Foto: Manfred Wegener

Heinsbergstraße: Literat und Boxer

Der Mülleimer der Kyffhäuser Straße hört auf den Namen Heinsbergstraße

Über die Heinsbergstraße zu schreiben heißt, über zwei Straßen zu schreiben. Die eine liegt zwischen Kyffhäuser und Zülpicher Straße, die andere zwischen Zülpicher Straße und Rathenauplatz. Mich hat es natürlich in die erste verschlagen, die mit Kopfsteinpflaster und ohne Gastronomie – sieht man einmal vom »Schwitzbad 18« mit seiner legendären Neonreklame ab. Es war Ende Januar, kurz darauf war Karneval, und ich sollte lernen was es heißt, wenn Leute deine Haustür als Pissoir benutzen. Die weiß gekachelten Fassaden am Anfang der Straße hätten mir eine Warnung sein sollen.

Heinsbergstraße A

Auch an normalen Wochenenden offenbart sich Heinsbergstraße A als das, was sie vornehmlich ist: der Mülleimer der Kyffhäuser Straße. Die Zusammensetzung ist konstant und findet sich auf dem Bordstein (Krautsalat, Fleischstücke), auf den Fenstersimsen (Frittenschalen, Bierflaschen) und an den Fassaden (Mageninhalt). Überflüssig zu erwähnen, dass hier nachts viele singfreudige Menschen unterwegs sind. Dass das nicht immer so war, erfährt man, wenn man sich mit Frau Welter aus dem Parterre unterhält. Sie ist 94 und wohnt seit 83 Jahren in der Heinsbergstraße – als Teenager in den Zwanzigern noch in Nr. 6. In Nr. 4 wohnte damals der nur anderthalb Jahre ältere Max, ein junger Speiseeishändler, der später unter dem Namen Max Schmeling berühmt werden sollte.

Heinsbergstraße B

Wer nun die Zülpicher Straße überquert, um Heinsbergstraße B zu betreten, hat seinen Döner gerade aufgegessen. Ganz schön saubere Gegend also. Ein fürstlicher, nagelneuer Asphalt bedeckt das ehemals total verschlissene Kopfsteinpflaster. Die Zahl hübsch restaurierter Altbauten nimmt zu, wenngleich es auch hier noch die ein oder andere gewagte Kombination aus Schnörkelputz oben und Kacheln unten gibt. Wer es weiß, spürt einen Hauch von Cologne’s Swinging Sixties: Früher war hier einmal das Beatlesmuseum, und irgendwo zwischen Nr. 17 und Nr. 21 wohnte Deutschlands erster Popliterat Rolf-Dieter Brinkmann. Leider ein paar Jahrzehnte zu spät, um Schmeling kennenzulernen. Aber das ist der Schnee vergangener Tage. Den großen Unterschied zu Heinsbergstraße A markieren drei gastronomische Namen: Bagutta, Rosebud, Feynsinn [sic?]. Wer da hingeht, sieht nicht so aus, als hätte er/sie das Kleinmann oder den Stiefel auf der Zülpicher Straße schon mal von innen gesehen.

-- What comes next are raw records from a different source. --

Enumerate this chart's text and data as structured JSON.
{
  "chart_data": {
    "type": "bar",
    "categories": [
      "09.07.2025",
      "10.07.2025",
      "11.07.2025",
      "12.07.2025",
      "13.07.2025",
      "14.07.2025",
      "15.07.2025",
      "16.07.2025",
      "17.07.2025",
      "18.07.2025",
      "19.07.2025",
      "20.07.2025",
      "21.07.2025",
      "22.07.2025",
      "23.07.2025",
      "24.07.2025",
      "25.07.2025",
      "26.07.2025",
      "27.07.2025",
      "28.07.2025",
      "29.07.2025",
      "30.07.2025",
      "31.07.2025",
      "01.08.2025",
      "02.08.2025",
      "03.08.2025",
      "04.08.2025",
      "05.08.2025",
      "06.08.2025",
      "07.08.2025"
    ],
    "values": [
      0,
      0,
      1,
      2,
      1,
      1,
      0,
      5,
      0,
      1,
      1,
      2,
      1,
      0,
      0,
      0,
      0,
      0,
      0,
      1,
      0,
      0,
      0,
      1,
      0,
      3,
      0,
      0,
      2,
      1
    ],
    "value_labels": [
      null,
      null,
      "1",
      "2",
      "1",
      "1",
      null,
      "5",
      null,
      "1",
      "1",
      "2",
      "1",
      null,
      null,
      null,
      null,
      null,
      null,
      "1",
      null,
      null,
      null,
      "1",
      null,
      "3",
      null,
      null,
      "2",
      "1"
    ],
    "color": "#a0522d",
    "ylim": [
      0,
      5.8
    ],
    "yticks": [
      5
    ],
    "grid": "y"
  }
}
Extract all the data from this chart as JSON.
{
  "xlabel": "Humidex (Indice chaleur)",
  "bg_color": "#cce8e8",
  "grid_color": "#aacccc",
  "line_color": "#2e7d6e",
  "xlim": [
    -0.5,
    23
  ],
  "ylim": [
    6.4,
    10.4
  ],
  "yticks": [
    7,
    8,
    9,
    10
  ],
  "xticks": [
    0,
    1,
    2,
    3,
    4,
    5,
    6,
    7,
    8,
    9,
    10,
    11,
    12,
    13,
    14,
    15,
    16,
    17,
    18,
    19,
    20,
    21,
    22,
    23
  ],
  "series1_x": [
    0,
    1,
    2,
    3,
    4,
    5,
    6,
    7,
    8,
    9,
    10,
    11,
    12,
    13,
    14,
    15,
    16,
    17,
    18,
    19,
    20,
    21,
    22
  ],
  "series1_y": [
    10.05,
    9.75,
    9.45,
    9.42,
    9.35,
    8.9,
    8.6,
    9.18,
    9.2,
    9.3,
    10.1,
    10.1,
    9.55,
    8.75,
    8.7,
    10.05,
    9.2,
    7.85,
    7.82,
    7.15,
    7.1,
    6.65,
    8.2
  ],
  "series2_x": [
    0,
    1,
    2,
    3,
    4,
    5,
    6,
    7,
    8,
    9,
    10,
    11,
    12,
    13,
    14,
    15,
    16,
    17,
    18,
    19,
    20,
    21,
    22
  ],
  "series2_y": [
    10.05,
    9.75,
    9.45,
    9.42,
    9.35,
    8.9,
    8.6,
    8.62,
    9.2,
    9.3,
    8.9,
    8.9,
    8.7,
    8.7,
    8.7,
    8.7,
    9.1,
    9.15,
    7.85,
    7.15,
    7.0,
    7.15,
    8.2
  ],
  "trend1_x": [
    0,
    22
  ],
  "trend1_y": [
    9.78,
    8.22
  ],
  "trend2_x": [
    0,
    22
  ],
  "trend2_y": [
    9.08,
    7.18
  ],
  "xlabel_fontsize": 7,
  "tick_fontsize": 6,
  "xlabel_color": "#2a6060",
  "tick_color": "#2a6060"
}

Schnittmenge Rathenauplatz

Doch die sozialen Unterschiede werden nichtig am Ende der Heinsbergstraße. Jo verkauft in seinem Kiosk die Grundlage für die egalitäre Faszination des Rathenauplatzes: Flaschenkölsch. Trinkend vereint sitzen sie da auf Rasen, Mäuerchen und Bänken. Und niemand ahnt etwas von dem Boxer und dem Literaten, die sich auf historische Weise in den zwei Heinsbergstraßen verpasst haben.